Brendan Hughes, the former Officer Commanding of the Provisional IRA’s Belfast Brigade, who split with Sinn Féin over the peace process, said in 2001, just three years after the signing of the Good Friday Agreement:
‘The sad thing about all this is that the British set this up. This is the British answer to the republican problem in Ireland. It's a British solution, it's not an Irish solution. It's not a solution that we have control of. There are people up there and the British ministers are handing money out, but the whole thing is built on sand. First of all the statelet still exists. Secondly, whenever Tony Blair, or whoever comes after him, decides – or the Unionists decide – to walk out, the Good Friday Agreement is finished. It's all finished.’

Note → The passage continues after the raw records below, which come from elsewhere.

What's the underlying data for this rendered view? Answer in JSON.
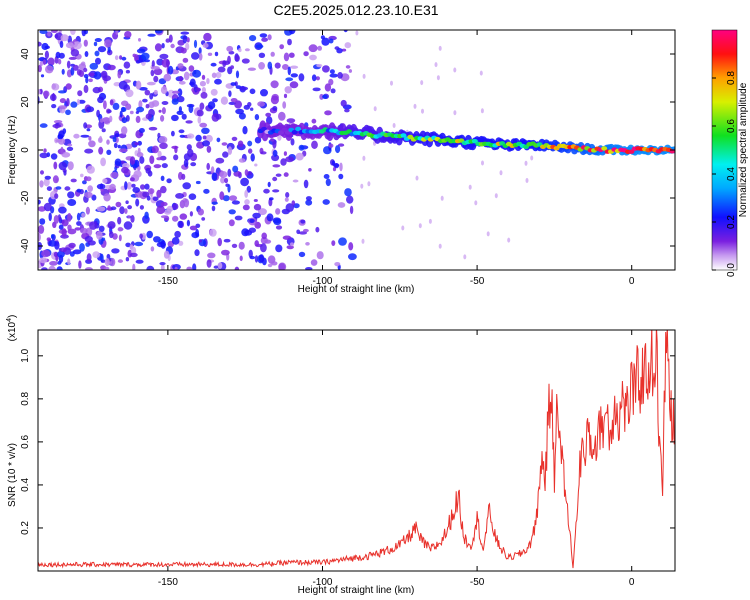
{
  "title": "C2E5.2025.012.23.10.E31",
  "colors": {
    "snr_line": "#e8312b",
    "axes": "#000000",
    "background": "#ffffff"
  },
  "chart_data": [
    {
      "type": "heatmap",
      "xlabel": "Height of straight line (km)",
      "ylabel": "Frequency (Hz)",
      "xlim": [
        -192,
        14
      ],
      "ylim": [
        -50,
        50
      ],
      "xticks": [
        -150,
        -100,
        -50,
        0
      ],
      "xtick_labels": [
        "-150",
        "-100",
        "-50",
        "0"
      ],
      "yticks": [
        -40,
        -20,
        0,
        20,
        40
      ],
      "ytick_labels": [
        "-40",
        "-20",
        "0",
        "20",
        "40"
      ],
      "colorbar": {
        "label": "Normalized spectral amplitude",
        "range": [
          0,
          1
        ],
        "ticks": [
          0,
          0.2,
          0.4,
          0.6,
          0.8
        ],
        "tick_labels": [
          "0.0",
          "0.2",
          "0.4",
          "0.6",
          "0.8"
        ],
        "colormap": "rainbow (white-violet-blue-cyan-green-yellow-red-magenta)"
      },
      "ridge": {
        "x": [
          -120,
          -110,
          -100,
          -90,
          -80,
          -70,
          -60,
          -50,
          -40,
          -30,
          -20,
          -10,
          0,
          10,
          14
        ],
        "frequency": [
          8,
          8,
          8,
          7,
          6,
          5,
          4,
          3,
          2,
          2,
          1,
          0,
          0,
          0,
          0
        ],
        "amplitude": [
          0.2,
          0.25,
          0.35,
          0.45,
          0.5,
          0.55,
          0.6,
          0.6,
          0.6,
          0.65,
          0.75,
          0.85,
          0.9,
          0.9,
          0.9
        ]
      },
      "noise_region": {
        "x_range": [
          -192,
          -90
        ],
        "frequency_range": [
          -50,
          50
        ],
        "amplitude_range": [
          0.05,
          0.25
        ]
      }
    },
    {
      "type": "line",
      "xlabel": "Height of straight line (km)",
      "ylabel": "SNR (10 * v/v)",
      "y_multiplier": "(x10⁴)",
      "xlim": [
        -192,
        14
      ],
      "ylim": [
        0.0,
        1.12
      ],
      "xticks": [
        -150,
        -100,
        -50,
        0
      ],
      "xtick_labels": [
        "-150",
        "-100",
        "-50",
        "0"
      ],
      "yticks": [
        0.2,
        0.4,
        0.6,
        0.8,
        1.0
      ],
      "ytick_labels": [
        "0.2",
        "0.4",
        "0.6",
        "0.8",
        "1.0"
      ],
      "series": [
        {
          "x": [
            -192,
            -180,
            -170,
            -160,
            -150,
            -140,
            -130,
            -120,
            -110,
            -100,
            -95,
            -90,
            -85,
            -80,
            -75,
            -72,
            -70,
            -68,
            -65,
            -62,
            -60,
            -58,
            -56,
            -55,
            -54,
            -52,
            -50,
            -48,
            -46,
            -44,
            -42,
            -40,
            -38,
            -36,
            -34,
            -32,
            -30,
            -29,
            -28,
            -27,
            -26,
            -25,
            -24,
            -23,
            -22,
            -21,
            -20,
            -19,
            -18,
            -17,
            -16,
            -15,
            -14,
            -13,
            -12,
            -11,
            -10,
            -9,
            -8,
            -7,
            -6,
            -5,
            -4,
            -3,
            -2,
            -1,
            0,
            1,
            2,
            3,
            4,
            5,
            6,
            7,
            8,
            9,
            10,
            11,
            12,
            13,
            14
          ],
          "values": [
            0.03,
            0.03,
            0.03,
            0.03,
            0.03,
            0.03,
            0.03,
            0.03,
            0.04,
            0.04,
            0.05,
            0.06,
            0.07,
            0.09,
            0.12,
            0.16,
            0.2,
            0.14,
            0.1,
            0.13,
            0.18,
            0.26,
            0.35,
            0.22,
            0.15,
            0.12,
            0.24,
            0.1,
            0.28,
            0.15,
            0.1,
            0.06,
            0.07,
            0.08,
            0.1,
            0.15,
            0.35,
            0.55,
            0.42,
            0.7,
            0.85,
            0.4,
            0.9,
            0.55,
            0.45,
            0.3,
            0.18,
            0.02,
            0.2,
            0.45,
            0.6,
            0.48,
            0.7,
            0.55,
            0.62,
            0.58,
            0.72,
            0.66,
            0.78,
            0.6,
            0.74,
            0.8,
            0.68,
            0.82,
            0.74,
            0.76,
            0.88,
            0.8,
            0.92,
            0.86,
            0.95,
            0.88,
            1.02,
            0.92,
            1.05,
            0.55,
            0.38,
            1.08,
            0.9,
            0.72,
            0.65
          ]
        }
      ]
    }
  ]
}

Therein lies the rub for Sinn Féin. Having abandoned the armalite and ballot box strategy for an exclusive focus on the ballot, they are now the biggest party in the statelet and, as Hughes predicted, the unionist parties are simply refusing to play ball by entering government and the British are refusing by not entertaining notions of a border poll. Real change is impossible within the British solution, impossible once you enter the institutions built by partition north and south and make them your sole focus. Sinn Féin will of course make out that this is the moment the republican/nationalist people began to shake themselves free and follow the path to self-determination, but self-determination only when given the express permission of the colonial occupier is oxymoronic. The election may mark the symbolic end of the nationalist people being denied a seat at the table, but Irish republicanism is about constructing Ireland’s own table – not eating at Britain’s.
There is no doubting that this was an exceptional election for Sinn Féin the party, they kept their heads and increased their votes while most others around them melted down, but whether or not it was a good election for republicanism is another matter. For republicanism, nothing has changed.